If that check looks good, we should probably merged that, and I'll create a PR.

litghost commented 3 years ago

I add a call to Netlist::verify and got a similar assertion violation:

diff --git a/vpr/src/base/check_netlist.cpp b/vpr/src/base/check_netlist.cpp
index e0344415e..ac2b7a963 100644
--- a/vpr/src/base/check_netlist.cpp
+++ b/vpr/src/base/check_netlist.cpp
@@ -39,6 +39,7 @@ void check_netlist(int verbosity) {

     /* This routine checks that the netlist makes sense. */
     auto& cluster_ctx = g_vpr_ctx.mutable_clustering();
+    cluster_ctx.clb_nlist.verify();
Error 1: 
Type: Unrecognized Error
File: vpr/src/base/netlist.tpp
Line: 1699
Message: Driver pin not found at expected index in net
The entire flow of VPR took 0.41 seconds (max_rss 67.2 MiB)

I think this confirms my earlier investigation. Now to determine where the problem is coming from.

litghost commented 3 years ago

Something weird is going on:

Detected 0 constant generators (to see names run with higher pack verbosity)
Adding pin 0 to net 0 that is pin_type 0
Adding pin 1 to net 0 that is pin_type 1
Finished loading packed FPGA netlist file (took 0.017435 seconds).
# Load Packing took 0.02 seconds (max_rss 67.6 MiB, delta_rss +36.3 MiB)
Warning 14: Netlist contains 0 global net to non-global architecture pin connections
Warning 15: Logic block #1 (di) has only 1 input pin 'di.inpad[0]' -- the whole block is hanging logic that should be swept.
Error 1: 
Type: Other
File: /usr/local/google/home/keithrothman/cat_x/vtr-verilog-to-routing/vpr/src/base/check_netlist.cpp
Line: 92
Message: Pin 0 for net 0 is the net driver, but pin_type(1) != PinType::DRIVER
The entire flow of VPR took 0.23 seconds (max_rss 67.8 MiB)

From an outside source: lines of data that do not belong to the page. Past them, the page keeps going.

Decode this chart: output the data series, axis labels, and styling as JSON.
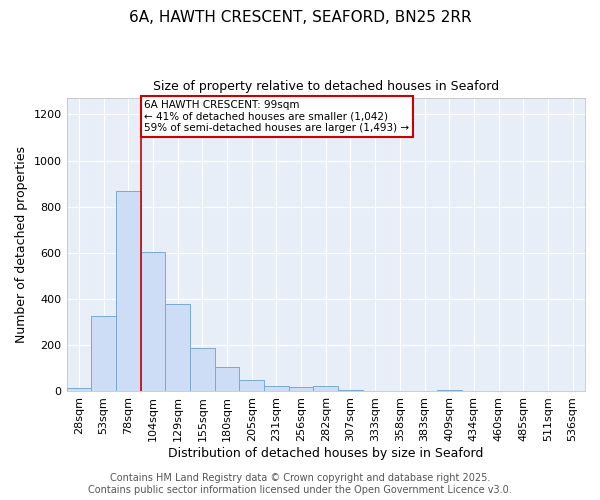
{
  "title": "6A, HAWTH CRESCENT, SEAFORD, BN25 2RR",
  "subtitle": "Size of property relative to detached houses in Seaford",
  "xlabel": "Distribution of detached houses by size in Seaford",
  "ylabel": "Number of detached properties",
  "categories": [
    "28sqm",
    "53sqm",
    "78sqm",
    "104sqm",
    "129sqm",
    "155sqm",
    "180sqm",
    "205sqm",
    "231sqm",
    "256sqm",
    "282sqm",
    "307sqm",
    "333sqm",
    "358sqm",
    "383sqm",
    "409sqm",
    "434sqm",
    "460sqm",
    "485sqm",
    "511sqm",
    "536sqm"
  ],
  "values": [
    14,
    325,
    870,
    605,
    378,
    190,
    105,
    48,
    22,
    18,
    22,
    5,
    0,
    0,
    0,
    8,
    0,
    0,
    0,
    0,
    0
  ],
  "bar_color": "#ccddf5",
  "bar_edge_color": "#7aaad0",
  "vline_color": "#cc0000",
  "vline_x_index": 3,
  "annotation_text": "6A HAWTH CRESCENT: 99sqm\n← 41% of detached houses are smaller (1,042)\n59% of semi-detached houses are larger (1,493) →",
  "annotation_box_facecolor": "#ffffff",
  "annotation_box_edgecolor": "#cc0000",
  "ylim": [
    0,
    1270
  ],
  "yticks": [
    0,
    200,
    400,
    600,
    800,
    1000,
    1200
  ],
  "bg_color": "#ffffff",
  "plot_bg_color": "#e8eef8",
  "grid_color": "#ffffff",
  "footer": "Contains HM Land Registry data © Crown copyright and database right 2025.\nContains public sector information licensed under the Open Government Licence v3.0.",
  "title_fontsize": 11,
  "subtitle_fontsize": 9,
  "axis_fontsize": 9,
  "tick_fontsize": 8,
  "footer_fontsize": 7
}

So pin 0 is added to net 0, and is pin type = 0 (DRIVER). Then a little while later, pin 0 is pin type 1? Still investigating.

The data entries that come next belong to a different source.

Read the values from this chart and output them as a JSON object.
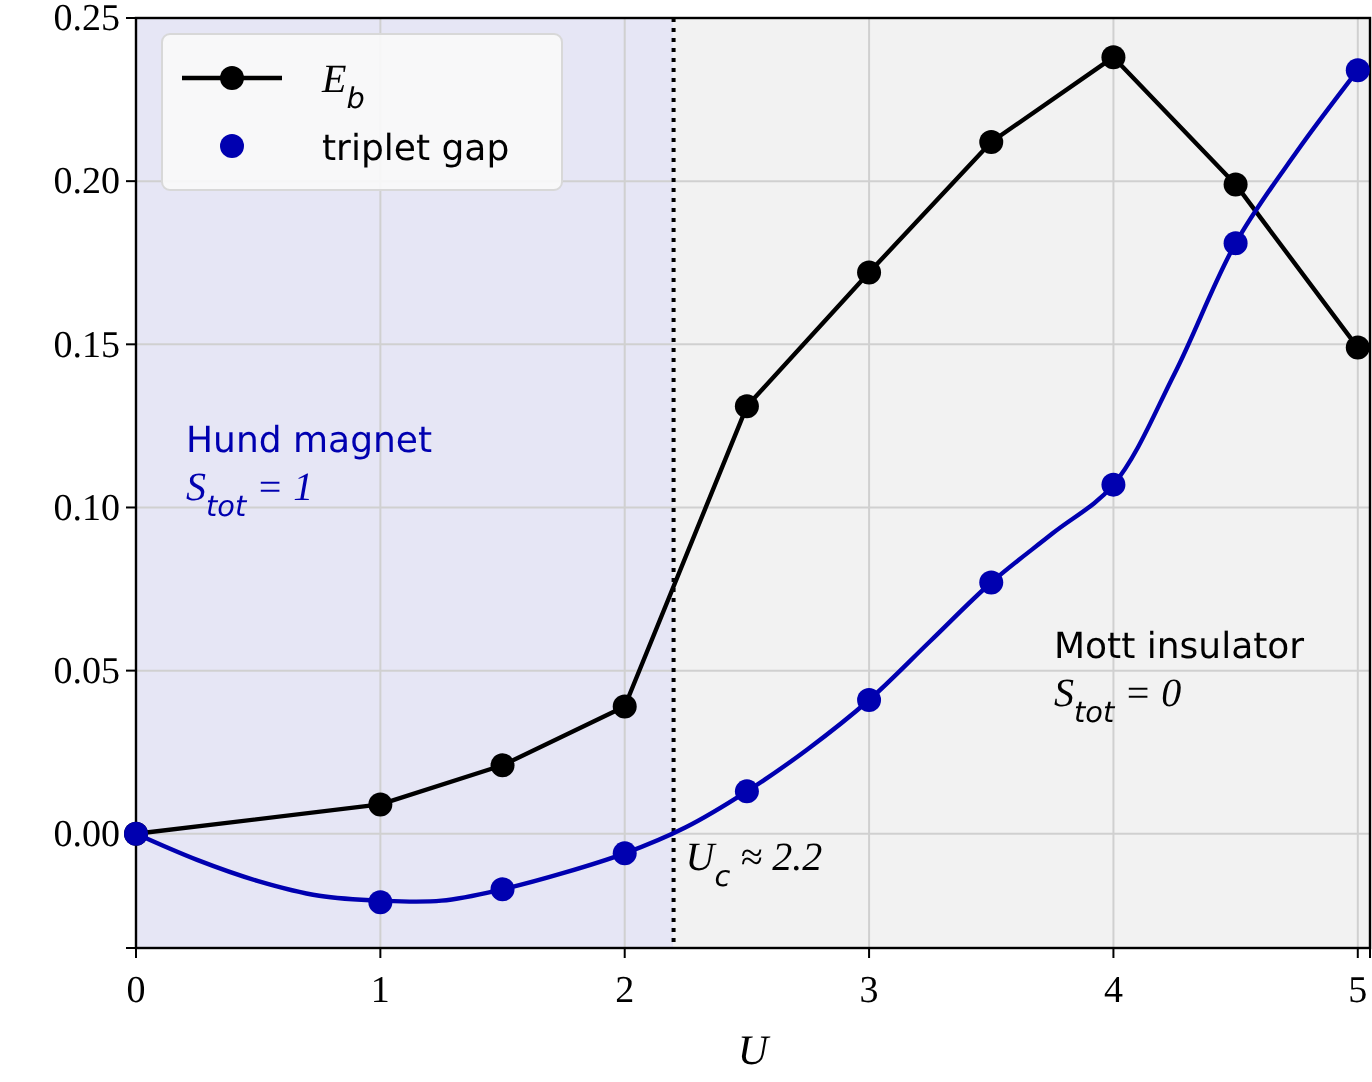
{
  "chart_data": {
    "type": "line",
    "xlabel": "U",
    "xlim": [
      0,
      5.05
    ],
    "xticks": [
      0,
      1,
      2,
      3,
      4,
      5
    ],
    "ylim": [
      -0.035,
      0.25
    ],
    "yticks": [
      {
        "value": 0,
        "label": "0.00"
      },
      {
        "value": 0.05,
        "label": "0.05"
      },
      {
        "value": 0.1,
        "label": "0.10"
      },
      {
        "value": 0.15,
        "label": "0.15"
      },
      {
        "value": 0.2,
        "label": "0.20"
      },
      {
        "value": 0.25,
        "label": "0.25"
      }
    ],
    "grid": true,
    "legend": "top left",
    "marker": "circle",
    "bands": [
      {
        "axis": "x",
        "from": 0,
        "to": 2.2,
        "color": "#e6e6f5",
        "label": "Hund magnet\nS$_{tot}$ = 1"
      },
      {
        "axis": "x",
        "from": 2.2,
        "to": 5.05,
        "color": "#f2f2f2",
        "label": "Mott insulator\nS$_{tot}$ = 0"
      }
    ],
    "ref_lines": [
      {
        "axis": "x",
        "value": 2.2,
        "label": "U$_{c}$ ≈ 2.2",
        "color": "#000000",
        "line_style": "dotted"
      }
    ],
    "series": [
      {
        "name": "E$_{b}$",
        "color": "#000000",
        "x": [
          0,
          1,
          1.5,
          2,
          2.5,
          3,
          3.5,
          4,
          4.5,
          5
        ],
        "values": [
          0,
          0.009,
          0.021,
          0.039,
          0.131,
          0.172,
          0.212,
          0.238,
          0.199,
          0.149
        ]
      },
      {
        "marker": "none",
        "color": "#0000b0",
        "x": [
          0,
          0.25,
          0.5,
          0.75,
          1,
          1.25,
          1.5,
          1.75,
          2,
          2.25,
          2.5,
          2.75,
          3,
          3.25,
          3.5,
          3.75,
          4,
          4.25,
          4.5,
          4.75,
          5
        ],
        "values": [
          0,
          -0.008,
          -0.0145,
          -0.019,
          -0.0205,
          -0.0205,
          -0.017,
          -0.012,
          -0.006,
          0.002,
          0.013,
          0.026,
          0.041,
          0.059,
          0.077,
          0.092,
          0.107,
          0.141,
          0.181,
          0.209,
          0.234
        ]
      },
      {
        "name": "triplet gap",
        "type": "scatter",
        "color": "#0000b0",
        "x": [
          0,
          1,
          1.5,
          2,
          2.5,
          3,
          3.5,
          4,
          4.5,
          5
        ],
        "values": [
          0,
          -0.021,
          -0.017,
          -0.006,
          0.013,
          0.041,
          0.077,
          0.107,
          0.181,
          0.234
        ]
      }
    ]
  }
}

litghost commented 3 years ago

I've located the bug, making a fix now.

litghost commented 3 years ago

PR opened for fix. I still need to make a replicating regression test, which I'll start on now.

vaughnbetz commented 3 years ago

Nice bug hunting on this Keith! You probably already thought of this, but just in case: you can turn on sanitizers in the makefile if you suspect memory corruption.